La diplomatie scientifique, une priorité pour la francophonie ?

Hai Huong Le Vu
7 février 2024

Crédit visuel : Nisrine Abou Abdellah — Directrice Artistique

Article rédigé par Hai Huong Le Vu — Journaliste

Le 9 janvier dernier, l’Université d’Ottawa (U d’O) a publié un article annonçant son projet collaboratif avec l’ambassade de France au Canada : la Chaire de recherche en diplomatie scientifique. Cette nouvelle a incité La Rotonde à s’intéresser aux contributions de la francosphère à ce champ d’expertise.

Selon Michel Audet, chercheur invité au Centre d’études et de recherche en relations internationales à l’Université de Montréal (CÉRIUM), la diplomatie scientifique renvoie à l’usage de la science au service d’un agenda diplomatique. Les érudit.e.s ne peuvent pas mener des analyses sans appréhender les enjeux dans différentes régions du monde, croit Paul Dufour, chercheur affilié à l’Institut de recherche sur la science, la société et la politique publique (ISSP) de l’U d’O.

Un domaine dominé par l’anglais

« La diplomatie scientifique a toujours été l’apanage des milieux scientifiques et diplomatiques anglo-saxons, de sorte que les pays francophones ont toujours été un peu laissés de côté », laisse savoir Audet.

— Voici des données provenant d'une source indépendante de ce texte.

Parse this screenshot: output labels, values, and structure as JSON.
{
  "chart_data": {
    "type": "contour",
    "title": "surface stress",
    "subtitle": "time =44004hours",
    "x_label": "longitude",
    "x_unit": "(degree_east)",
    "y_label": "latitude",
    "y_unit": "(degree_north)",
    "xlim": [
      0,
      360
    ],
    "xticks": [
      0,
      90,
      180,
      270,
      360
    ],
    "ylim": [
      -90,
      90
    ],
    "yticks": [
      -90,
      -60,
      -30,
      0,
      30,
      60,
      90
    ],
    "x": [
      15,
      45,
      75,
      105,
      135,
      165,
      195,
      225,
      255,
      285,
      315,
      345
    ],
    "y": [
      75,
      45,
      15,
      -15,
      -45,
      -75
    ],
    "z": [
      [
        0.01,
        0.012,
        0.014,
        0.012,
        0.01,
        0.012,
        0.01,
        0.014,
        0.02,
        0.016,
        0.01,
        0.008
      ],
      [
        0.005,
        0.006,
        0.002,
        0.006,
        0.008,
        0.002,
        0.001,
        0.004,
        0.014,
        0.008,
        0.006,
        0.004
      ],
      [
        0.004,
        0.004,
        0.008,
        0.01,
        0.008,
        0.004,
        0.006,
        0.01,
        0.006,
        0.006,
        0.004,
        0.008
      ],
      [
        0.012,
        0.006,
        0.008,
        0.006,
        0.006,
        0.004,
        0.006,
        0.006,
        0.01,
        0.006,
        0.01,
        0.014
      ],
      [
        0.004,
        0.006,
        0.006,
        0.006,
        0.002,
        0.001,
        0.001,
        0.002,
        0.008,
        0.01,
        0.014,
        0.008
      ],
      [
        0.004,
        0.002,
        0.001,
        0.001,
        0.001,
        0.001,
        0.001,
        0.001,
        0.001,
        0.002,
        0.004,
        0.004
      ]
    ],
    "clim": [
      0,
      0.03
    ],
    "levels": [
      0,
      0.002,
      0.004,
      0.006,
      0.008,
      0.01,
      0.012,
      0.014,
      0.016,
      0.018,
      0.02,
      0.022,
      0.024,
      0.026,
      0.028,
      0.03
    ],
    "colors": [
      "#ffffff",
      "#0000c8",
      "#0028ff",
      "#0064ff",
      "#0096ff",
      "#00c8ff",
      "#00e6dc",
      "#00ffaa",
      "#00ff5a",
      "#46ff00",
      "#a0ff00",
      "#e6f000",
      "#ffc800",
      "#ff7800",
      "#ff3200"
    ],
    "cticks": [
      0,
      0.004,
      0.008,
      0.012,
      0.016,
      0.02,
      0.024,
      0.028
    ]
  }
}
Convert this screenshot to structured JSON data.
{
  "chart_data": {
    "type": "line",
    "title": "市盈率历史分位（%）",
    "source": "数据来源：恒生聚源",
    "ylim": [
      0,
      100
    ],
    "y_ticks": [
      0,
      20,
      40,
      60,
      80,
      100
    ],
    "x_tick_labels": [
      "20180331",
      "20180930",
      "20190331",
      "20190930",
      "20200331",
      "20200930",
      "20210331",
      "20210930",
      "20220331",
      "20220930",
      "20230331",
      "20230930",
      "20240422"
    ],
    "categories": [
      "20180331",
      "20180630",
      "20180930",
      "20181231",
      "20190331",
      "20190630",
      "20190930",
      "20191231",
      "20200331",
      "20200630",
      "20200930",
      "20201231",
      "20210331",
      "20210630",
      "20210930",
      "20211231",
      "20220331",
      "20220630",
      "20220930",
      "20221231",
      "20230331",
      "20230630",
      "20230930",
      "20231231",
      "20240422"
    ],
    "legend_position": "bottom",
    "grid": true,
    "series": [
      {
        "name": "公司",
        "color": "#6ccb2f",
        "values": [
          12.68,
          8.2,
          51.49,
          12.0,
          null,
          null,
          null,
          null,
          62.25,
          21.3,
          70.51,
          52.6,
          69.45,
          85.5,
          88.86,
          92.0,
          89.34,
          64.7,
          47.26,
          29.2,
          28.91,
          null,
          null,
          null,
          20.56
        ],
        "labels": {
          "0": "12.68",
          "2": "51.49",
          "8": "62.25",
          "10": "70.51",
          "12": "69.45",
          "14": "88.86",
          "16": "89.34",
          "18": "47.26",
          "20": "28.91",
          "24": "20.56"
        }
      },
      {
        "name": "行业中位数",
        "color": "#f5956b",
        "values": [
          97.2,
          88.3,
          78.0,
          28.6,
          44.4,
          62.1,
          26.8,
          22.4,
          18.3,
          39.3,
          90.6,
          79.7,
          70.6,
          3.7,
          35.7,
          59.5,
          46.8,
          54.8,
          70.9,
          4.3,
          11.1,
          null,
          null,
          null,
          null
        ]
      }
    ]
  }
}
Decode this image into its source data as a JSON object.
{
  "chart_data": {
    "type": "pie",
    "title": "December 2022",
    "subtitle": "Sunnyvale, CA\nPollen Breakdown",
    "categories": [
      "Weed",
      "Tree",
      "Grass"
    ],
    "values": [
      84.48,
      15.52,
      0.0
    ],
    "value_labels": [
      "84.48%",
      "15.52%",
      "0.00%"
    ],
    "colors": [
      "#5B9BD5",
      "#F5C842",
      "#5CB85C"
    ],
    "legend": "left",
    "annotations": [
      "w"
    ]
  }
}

Il indique que les écoles d’été en diplomatie scientifique offrent notamment des programmes qui se font en anglais, comme celles à Genève, à Sao Paulo, à Barcelone et à New Delhi.

Au sein du gouvernement canadien, la science est renforcée par le.la conseiller.ère scientifique en chef.fe. Le chercheur du CÉRIUM avance que ce poste est peu présent dans les communautés francophones, bien que celui-ci existe « systématiquement » dans les États anglo-saxons, comme l’Australie, la Nouvelle-Zélande, et les États-Unis.

D’après Audet, « beaucoup de scientifiques francophones ont décidé de faire leur carrière en anglais ». Il précise que ceux.celles-ci écrivent pour des revues, donnent des conférences, participent à ces dernières et font partie d’organisations multilatérales tout en pratiquant la langue la plus parlée dans le monde.

Les enjeux à affronter

Le chercheur du CÉRIUM est d’avis que le réseau scientifique des nations francophones est « désorganisé » comparativement à celui des pays anglophones. En prenant l’exemple de la pandémie COVID-19, Audet indique que les membres du monde francophone ne se sont pas impliqué.e.s dans les rassemblements mondiaux, dont la langue principale employée est l’anglais. Selon lui, plusieurs zones pratiquant le français en Afrique ne se trouvent pas dans ces regroupements, malgré leurs contributions « importantes » dans le champ des sciences.

Pour Dufour, le Canada fait face à un manque de subventions pour la diplomatie scientifique. « Souvent, on n’a pas de l’argent qui répond aux ententes [de ce dernier] », témoigne le spécialiste de l’IPSS. Par contre, le financement, à son avis, joue un rôle « crucial » dans le transfert des savoirs et l’échange des étudiant.e.s entre régions.

L’expert de l’IPSS constate aussi un manque de stratégies au niveau provincial et fédéral dans ce domaine. La France, par exemple, dispose d’une politique pour promouvoir la recherche avec d’autres pays, remarque-t-il. Cette approche, selon lui, permettra au Canada de « mieux » gérer ses objectifs scientifiques dans ses relations bilatérales et multilatérales.

Les initiatives mises en action

Au forum international La science en français, qui s’est déroulé à Montréal du 26 au 27 avril 2023, le scientifique en chef québécois Rémi Quirion a affirmé que le but de la diplomatie scientifique francophone ne correspond pas à lutter contre celle qui est anglophone, mais à améliorer le domaine scientifique francophone. Il poursuit en proposant aux membres de la communauté francophone de collaborer sur cette question.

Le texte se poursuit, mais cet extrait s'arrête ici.